If these terms don't make any sense to you, I'd recommend watching this talk to get a rough idea, followed by taking a proper course on statistics. The short gist is that the confidence interval is a tool to help you gauge what the likely change in performance will be. The quality of these estimates is mainly determined by two things: The quality of the inputs (e.g. when your testing environment is very noisy, the estimate will be garbage) and the number of samples taken for a performance test.
Besides the pure numbers, you can see the distribution of the baseline and the new results drawn in to different colors. It is vitally important to not just look at the results of a statistical test but to take a good look at the distribution of the samples to at least get a good idea for what is shown.
The testing methodology is as follows:
- We remove the top 5% of the samples. Empirically, the spikes of the distribution contain little information and will distort the mean. We'd actually like to test the median instead, but there are other problems related to that.
- We apply a two-tailed T-test to the data with p=0.05. No correction is made for the number of tests performed since a risk of false-detections is acceptable when looking for regressions specifically. Results with p > 0.05 are marked as inconclusive.

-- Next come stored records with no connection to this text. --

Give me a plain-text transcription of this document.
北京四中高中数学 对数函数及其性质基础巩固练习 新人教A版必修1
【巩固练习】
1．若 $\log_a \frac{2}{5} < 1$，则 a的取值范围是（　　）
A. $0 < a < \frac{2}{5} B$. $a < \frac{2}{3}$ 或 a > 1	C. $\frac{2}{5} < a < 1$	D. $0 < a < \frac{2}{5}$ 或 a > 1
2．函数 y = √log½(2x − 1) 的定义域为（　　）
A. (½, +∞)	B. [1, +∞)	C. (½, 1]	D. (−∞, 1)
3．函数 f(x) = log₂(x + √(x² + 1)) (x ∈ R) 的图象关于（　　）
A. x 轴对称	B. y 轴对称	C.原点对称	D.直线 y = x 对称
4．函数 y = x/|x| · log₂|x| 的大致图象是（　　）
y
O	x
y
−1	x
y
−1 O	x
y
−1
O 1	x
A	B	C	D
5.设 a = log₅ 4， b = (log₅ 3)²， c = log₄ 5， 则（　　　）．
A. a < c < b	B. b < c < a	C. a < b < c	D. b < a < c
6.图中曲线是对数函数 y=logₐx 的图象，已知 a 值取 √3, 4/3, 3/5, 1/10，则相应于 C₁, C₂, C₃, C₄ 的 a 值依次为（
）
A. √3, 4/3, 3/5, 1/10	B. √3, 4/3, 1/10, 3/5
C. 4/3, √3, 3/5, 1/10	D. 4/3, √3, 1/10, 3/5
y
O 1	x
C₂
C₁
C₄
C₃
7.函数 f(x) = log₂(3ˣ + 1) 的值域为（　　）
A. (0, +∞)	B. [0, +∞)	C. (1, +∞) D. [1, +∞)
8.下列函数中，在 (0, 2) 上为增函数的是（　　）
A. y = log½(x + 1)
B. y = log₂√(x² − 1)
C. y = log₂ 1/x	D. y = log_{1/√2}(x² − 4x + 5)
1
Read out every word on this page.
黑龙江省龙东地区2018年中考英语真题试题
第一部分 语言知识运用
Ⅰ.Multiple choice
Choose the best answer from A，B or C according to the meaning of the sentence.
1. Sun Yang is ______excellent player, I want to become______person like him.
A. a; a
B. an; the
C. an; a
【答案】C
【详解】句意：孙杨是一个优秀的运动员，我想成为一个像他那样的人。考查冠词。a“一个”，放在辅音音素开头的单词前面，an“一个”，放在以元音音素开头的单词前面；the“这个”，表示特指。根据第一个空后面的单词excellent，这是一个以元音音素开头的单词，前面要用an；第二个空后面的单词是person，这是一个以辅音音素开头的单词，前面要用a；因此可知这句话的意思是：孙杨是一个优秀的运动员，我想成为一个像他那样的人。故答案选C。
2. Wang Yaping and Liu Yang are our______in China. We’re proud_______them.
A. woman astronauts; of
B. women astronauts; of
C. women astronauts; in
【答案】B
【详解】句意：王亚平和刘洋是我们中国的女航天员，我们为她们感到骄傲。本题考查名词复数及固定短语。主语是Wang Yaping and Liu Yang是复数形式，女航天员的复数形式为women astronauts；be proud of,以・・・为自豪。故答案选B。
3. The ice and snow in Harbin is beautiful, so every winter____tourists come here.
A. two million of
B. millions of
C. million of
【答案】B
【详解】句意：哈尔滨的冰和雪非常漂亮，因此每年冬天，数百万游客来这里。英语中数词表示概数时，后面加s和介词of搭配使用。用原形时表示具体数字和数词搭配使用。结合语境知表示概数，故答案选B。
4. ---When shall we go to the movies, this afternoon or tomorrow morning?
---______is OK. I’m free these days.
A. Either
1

- We compute a 95% CI for each T-test result. If that interval includes 0, it is discarded as inconclusive. If the change is at least 1% or the far-end of the CI is more than 10% off (measured relative to the baseline mean), it is marked as a regression. Similarly, improvements are only registered if they are at least 10% better since improvements below that might just as well be noise.
Note here that purely on a statistical level, the use of the T-test is not entirely uncontroversial. Performance testing results are likely skewed towards a minimum value and will generally not be normal. Furthermore, measuring a change in means is not ideal: We'd really like to measure the change in minimum or median, but both of these are difficult to estimate. Bootstrapping might be an approach.